17 Eylül 2016 Cumartesi

Büyücü


Evden uzun süre uzak kalacağım zaman kitap seçmek başlı başına bir problem oluyor. O an aklıma eseni valize atıyorum kendimden çok emin bir şekilde ama iki gün sonra yanımda gelen kitaplara elim gitmediğinde ciddi bir kriz yaşanıyor. Hele şu an olduğu gibi herhangi bir kitapçının bulunmadığı ve kargocuların uğramadığı bir yerdeysem felaket. Kindle sorunları bir yere kadar çözebiliyor. 

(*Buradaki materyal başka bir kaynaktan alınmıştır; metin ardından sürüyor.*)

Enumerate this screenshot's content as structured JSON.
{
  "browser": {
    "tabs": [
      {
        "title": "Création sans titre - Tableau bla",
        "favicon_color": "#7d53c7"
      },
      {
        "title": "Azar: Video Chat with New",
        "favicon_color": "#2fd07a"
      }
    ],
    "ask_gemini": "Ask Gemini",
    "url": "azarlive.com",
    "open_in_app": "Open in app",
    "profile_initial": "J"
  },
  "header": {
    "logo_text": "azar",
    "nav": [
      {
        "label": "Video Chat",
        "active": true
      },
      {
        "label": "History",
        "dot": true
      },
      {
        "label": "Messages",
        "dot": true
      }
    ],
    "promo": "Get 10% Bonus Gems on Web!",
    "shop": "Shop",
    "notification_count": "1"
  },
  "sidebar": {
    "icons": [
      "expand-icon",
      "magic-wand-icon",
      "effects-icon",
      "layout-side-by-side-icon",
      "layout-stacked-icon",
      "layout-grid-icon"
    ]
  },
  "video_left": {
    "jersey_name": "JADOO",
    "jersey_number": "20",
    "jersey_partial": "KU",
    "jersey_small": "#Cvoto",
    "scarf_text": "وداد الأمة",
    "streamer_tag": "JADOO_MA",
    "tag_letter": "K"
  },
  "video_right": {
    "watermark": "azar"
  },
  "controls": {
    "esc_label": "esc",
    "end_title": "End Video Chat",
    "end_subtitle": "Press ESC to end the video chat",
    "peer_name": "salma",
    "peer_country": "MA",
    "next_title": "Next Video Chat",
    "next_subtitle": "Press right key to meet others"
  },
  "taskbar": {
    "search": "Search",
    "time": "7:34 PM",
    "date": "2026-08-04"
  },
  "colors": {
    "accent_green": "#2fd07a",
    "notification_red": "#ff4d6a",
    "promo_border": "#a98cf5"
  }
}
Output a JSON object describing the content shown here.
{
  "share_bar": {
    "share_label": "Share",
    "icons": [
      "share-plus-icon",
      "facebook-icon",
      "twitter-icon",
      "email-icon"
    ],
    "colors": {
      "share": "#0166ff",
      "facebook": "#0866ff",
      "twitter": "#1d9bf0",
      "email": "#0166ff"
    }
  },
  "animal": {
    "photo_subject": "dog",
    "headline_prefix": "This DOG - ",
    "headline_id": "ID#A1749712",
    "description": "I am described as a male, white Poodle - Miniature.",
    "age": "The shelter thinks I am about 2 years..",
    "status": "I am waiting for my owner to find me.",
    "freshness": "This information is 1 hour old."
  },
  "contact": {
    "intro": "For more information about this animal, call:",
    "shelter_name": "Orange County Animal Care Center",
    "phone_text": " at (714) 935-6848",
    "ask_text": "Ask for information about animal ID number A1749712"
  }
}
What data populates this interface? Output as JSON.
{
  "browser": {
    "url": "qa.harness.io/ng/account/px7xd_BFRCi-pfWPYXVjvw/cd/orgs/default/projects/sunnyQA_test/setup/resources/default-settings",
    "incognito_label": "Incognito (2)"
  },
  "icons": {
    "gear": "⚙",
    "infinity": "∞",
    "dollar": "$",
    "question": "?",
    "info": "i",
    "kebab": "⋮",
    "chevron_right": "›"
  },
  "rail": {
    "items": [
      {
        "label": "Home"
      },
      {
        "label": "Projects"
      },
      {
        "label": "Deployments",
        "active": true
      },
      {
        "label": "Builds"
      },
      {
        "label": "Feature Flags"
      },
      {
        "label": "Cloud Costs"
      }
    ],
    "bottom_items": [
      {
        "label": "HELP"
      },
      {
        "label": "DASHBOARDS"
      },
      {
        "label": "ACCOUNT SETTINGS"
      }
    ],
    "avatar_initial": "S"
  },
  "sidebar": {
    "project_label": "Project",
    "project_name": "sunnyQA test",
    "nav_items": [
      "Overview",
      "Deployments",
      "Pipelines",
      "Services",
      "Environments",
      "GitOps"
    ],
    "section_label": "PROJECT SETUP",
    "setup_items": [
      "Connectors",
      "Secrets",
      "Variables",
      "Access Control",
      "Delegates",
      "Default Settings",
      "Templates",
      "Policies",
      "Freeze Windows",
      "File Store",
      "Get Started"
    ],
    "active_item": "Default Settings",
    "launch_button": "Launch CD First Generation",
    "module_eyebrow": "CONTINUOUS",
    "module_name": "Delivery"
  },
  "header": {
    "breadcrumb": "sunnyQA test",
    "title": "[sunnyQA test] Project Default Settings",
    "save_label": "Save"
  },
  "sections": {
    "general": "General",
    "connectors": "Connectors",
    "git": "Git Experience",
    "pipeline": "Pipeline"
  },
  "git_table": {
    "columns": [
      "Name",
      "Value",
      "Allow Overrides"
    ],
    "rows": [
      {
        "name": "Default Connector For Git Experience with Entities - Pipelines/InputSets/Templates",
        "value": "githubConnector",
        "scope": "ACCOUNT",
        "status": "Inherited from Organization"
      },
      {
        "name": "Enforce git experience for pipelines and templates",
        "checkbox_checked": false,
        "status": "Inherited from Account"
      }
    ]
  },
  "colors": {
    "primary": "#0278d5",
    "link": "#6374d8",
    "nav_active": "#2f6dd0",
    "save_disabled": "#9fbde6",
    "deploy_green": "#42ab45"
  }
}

Bu sabah Amelie Nothomb'un Kara Sohbet'i bitince kara kara ne okusam diye düşünmeye başladım. Valizden çıkan dokuz kitabın arasında Büyücü çarptı gözüme. 
Yiğit Okur uzun süredir okumak istediğim ancak nereden başlasam kararsız olduğum için elimin bir türlü gitmediği yazarlardan. Bunca yıl neden beklemişim, neyi beklemişim anlamak imkansız. İlk önce yazarın diğer kitaplarını sipariş ettim şimdi de ben ettim siz etmeyin diye hemen yazmaya başladım. 
Son zamanlarda kitap alırken kesinlikle arka kapak okumamak gibi bir huy edindim. Yaşlandıkça tuhaflaştığımın göstergesi olan bu çok anlamlı davranışım sonucu yeni kitap seçerken ya tavsiyeleri dinliyorum ya da hislerime güvenmem gerekiyor. Büyücü ikinci kategori ile kitaplığa yerleşenlerden. Tabi ki ismi ile etkiledi beni. Haliyle konusu hakkında hiç bir fikrim olmadan okumaya başladım. Tüm gün elimden bırakamadan da bitiverdi. 
Hikaye tanıdık, karakterler şahane, yazarın dili inanılmaz. 
Eğer hiç Yiğit Okur okumadıysanız mutlaka bir şans verin. Yiğit Okur ile tanıştıysanız Büyücü zaten listenizdedir.